Tonight, for the first time, she is completely integrated back into her cohort group. She is no longer acting broody, and her diarrhea problem is gone.


I did read on the net someplace -- it was a reprint of a chicken rearing book published around 1915 or so -- that isolated broodies can get depressed enough to cause diarrhea. But I never found any other source that said that, and I checked veternary sites, two other chicken owner web forums besides this one, and The Chicken Health Book. Not a single one of them even hinted at the possibility that an isolated broody could get so depressed that they would develop severe, chronic diarrhea.


But this hen did.


She successfully hatched a clutch before her six month birthday, but that time, we didn't move her out of the regular henhouse until five days before the babies hatched. So I guess she didn't have time to get depressed.
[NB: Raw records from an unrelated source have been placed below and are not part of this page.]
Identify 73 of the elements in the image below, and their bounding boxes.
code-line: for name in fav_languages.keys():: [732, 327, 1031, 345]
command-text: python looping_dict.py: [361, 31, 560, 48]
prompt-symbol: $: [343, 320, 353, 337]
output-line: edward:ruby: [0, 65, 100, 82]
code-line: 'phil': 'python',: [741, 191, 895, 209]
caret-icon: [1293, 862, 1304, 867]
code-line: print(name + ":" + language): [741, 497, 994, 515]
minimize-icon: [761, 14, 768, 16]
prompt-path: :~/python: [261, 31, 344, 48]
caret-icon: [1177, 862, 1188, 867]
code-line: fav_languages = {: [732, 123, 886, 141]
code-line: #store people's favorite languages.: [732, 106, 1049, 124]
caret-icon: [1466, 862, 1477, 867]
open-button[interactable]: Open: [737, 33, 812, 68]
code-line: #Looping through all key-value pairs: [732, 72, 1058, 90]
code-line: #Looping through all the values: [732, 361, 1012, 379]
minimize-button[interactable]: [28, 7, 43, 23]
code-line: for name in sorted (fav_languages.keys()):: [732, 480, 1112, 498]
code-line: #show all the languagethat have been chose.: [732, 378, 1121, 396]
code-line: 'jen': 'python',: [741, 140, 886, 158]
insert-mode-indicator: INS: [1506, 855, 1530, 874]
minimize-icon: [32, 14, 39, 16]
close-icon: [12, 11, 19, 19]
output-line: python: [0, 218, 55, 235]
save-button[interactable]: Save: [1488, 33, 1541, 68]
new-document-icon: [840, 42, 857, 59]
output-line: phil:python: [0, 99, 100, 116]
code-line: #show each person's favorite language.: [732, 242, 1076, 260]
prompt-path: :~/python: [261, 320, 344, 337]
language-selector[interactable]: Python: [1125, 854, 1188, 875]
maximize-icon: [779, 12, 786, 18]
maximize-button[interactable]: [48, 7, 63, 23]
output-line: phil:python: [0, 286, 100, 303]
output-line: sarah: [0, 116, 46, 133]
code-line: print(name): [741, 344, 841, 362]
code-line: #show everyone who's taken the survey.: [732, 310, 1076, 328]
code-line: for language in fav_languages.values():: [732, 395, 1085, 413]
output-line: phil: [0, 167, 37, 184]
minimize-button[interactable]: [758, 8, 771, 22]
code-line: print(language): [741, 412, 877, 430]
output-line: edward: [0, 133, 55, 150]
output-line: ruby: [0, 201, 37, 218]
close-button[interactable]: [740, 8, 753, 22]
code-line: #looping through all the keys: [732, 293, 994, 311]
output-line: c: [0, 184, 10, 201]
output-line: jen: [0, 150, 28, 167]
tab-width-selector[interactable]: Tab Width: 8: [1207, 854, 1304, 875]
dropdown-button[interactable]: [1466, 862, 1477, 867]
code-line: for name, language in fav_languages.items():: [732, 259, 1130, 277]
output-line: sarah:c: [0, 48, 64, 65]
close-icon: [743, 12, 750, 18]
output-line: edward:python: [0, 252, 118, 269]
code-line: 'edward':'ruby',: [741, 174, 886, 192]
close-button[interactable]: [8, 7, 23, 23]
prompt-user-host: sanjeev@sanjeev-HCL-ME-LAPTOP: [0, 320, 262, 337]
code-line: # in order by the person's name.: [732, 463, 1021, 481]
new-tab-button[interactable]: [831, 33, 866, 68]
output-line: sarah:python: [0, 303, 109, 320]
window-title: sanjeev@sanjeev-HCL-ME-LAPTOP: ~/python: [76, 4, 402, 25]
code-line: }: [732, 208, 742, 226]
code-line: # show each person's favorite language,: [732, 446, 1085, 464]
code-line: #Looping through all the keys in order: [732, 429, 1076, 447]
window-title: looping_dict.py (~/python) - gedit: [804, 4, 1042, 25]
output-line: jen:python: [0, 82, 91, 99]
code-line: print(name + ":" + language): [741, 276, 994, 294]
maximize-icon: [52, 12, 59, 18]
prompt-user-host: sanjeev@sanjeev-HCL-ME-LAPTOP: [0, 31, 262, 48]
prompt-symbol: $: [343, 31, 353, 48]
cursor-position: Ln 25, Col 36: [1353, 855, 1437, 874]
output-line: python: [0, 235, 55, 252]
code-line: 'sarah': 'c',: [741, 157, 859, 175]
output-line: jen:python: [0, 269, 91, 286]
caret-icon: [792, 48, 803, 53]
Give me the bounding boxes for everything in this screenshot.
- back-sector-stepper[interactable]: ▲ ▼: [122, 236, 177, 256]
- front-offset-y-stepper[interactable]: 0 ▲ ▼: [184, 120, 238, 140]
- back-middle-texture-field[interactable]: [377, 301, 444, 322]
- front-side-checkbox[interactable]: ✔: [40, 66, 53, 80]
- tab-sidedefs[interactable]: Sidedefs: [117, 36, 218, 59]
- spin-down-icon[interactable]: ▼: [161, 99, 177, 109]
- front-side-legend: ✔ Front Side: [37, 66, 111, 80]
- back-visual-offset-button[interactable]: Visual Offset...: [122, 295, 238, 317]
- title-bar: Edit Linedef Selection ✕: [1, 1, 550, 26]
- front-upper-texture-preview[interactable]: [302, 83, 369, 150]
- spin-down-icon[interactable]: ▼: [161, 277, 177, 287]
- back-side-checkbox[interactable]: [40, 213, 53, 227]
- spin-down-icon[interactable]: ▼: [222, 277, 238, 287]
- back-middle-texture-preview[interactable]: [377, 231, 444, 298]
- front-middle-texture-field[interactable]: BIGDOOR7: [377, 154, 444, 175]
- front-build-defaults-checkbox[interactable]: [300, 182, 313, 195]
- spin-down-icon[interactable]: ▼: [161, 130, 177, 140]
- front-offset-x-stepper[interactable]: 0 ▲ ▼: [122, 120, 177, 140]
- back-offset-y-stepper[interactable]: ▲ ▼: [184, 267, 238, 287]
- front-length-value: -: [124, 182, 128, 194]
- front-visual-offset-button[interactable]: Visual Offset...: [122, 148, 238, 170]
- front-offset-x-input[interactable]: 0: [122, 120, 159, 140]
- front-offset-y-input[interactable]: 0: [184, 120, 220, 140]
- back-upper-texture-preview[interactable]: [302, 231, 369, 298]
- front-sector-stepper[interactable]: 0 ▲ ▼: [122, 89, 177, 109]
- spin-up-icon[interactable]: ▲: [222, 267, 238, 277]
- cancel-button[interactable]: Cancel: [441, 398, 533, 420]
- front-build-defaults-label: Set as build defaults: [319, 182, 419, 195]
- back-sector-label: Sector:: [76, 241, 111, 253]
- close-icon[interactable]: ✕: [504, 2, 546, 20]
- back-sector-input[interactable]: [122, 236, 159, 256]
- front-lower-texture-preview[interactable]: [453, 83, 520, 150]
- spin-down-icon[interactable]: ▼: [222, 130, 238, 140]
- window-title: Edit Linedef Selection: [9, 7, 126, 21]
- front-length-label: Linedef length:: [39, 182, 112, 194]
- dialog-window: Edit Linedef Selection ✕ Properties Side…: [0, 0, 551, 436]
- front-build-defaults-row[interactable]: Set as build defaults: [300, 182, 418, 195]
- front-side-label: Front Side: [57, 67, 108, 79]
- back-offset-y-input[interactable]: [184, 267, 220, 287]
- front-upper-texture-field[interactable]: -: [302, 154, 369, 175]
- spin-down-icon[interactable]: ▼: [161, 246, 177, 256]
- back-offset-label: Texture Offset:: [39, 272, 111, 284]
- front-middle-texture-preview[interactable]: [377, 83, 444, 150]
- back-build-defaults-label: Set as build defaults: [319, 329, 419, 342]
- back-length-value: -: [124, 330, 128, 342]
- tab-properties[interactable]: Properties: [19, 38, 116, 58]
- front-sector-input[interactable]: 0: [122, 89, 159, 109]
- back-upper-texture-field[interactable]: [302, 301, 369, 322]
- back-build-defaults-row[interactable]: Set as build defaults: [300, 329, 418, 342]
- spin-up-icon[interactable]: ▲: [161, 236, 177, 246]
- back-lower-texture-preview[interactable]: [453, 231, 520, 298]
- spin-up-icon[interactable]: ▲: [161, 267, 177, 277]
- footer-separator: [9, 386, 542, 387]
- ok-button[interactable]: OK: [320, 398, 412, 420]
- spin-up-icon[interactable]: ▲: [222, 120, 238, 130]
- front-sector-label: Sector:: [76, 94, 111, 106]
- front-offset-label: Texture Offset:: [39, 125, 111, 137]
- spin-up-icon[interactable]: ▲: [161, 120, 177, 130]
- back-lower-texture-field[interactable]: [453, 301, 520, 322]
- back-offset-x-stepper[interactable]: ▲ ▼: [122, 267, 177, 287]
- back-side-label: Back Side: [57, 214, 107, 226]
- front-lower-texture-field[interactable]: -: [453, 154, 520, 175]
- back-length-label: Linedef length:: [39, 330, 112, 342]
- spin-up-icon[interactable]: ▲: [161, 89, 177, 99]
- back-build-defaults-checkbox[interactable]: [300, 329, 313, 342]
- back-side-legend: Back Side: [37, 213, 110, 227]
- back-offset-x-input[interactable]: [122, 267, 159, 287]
This time, we moved her within two days of her official "pronouncement" that she was going broody.


And it seems that -- though we certainly didn't mean for it to happen -- we probably caused her alot of harm doing it.


I just thought you folks should know this -- in case something like this might happen to a broody of yours some time in the future.


Edited to add: BTW, the two baby chicks she hatched during this problematic brood are healthy, happy, and living inside the house in a brooder. I'm sorry that we had to pull them away from their nest mother, but we did the best thing we knew to do at the time, and they are doing as well as any store bought chicks do without a nest mom.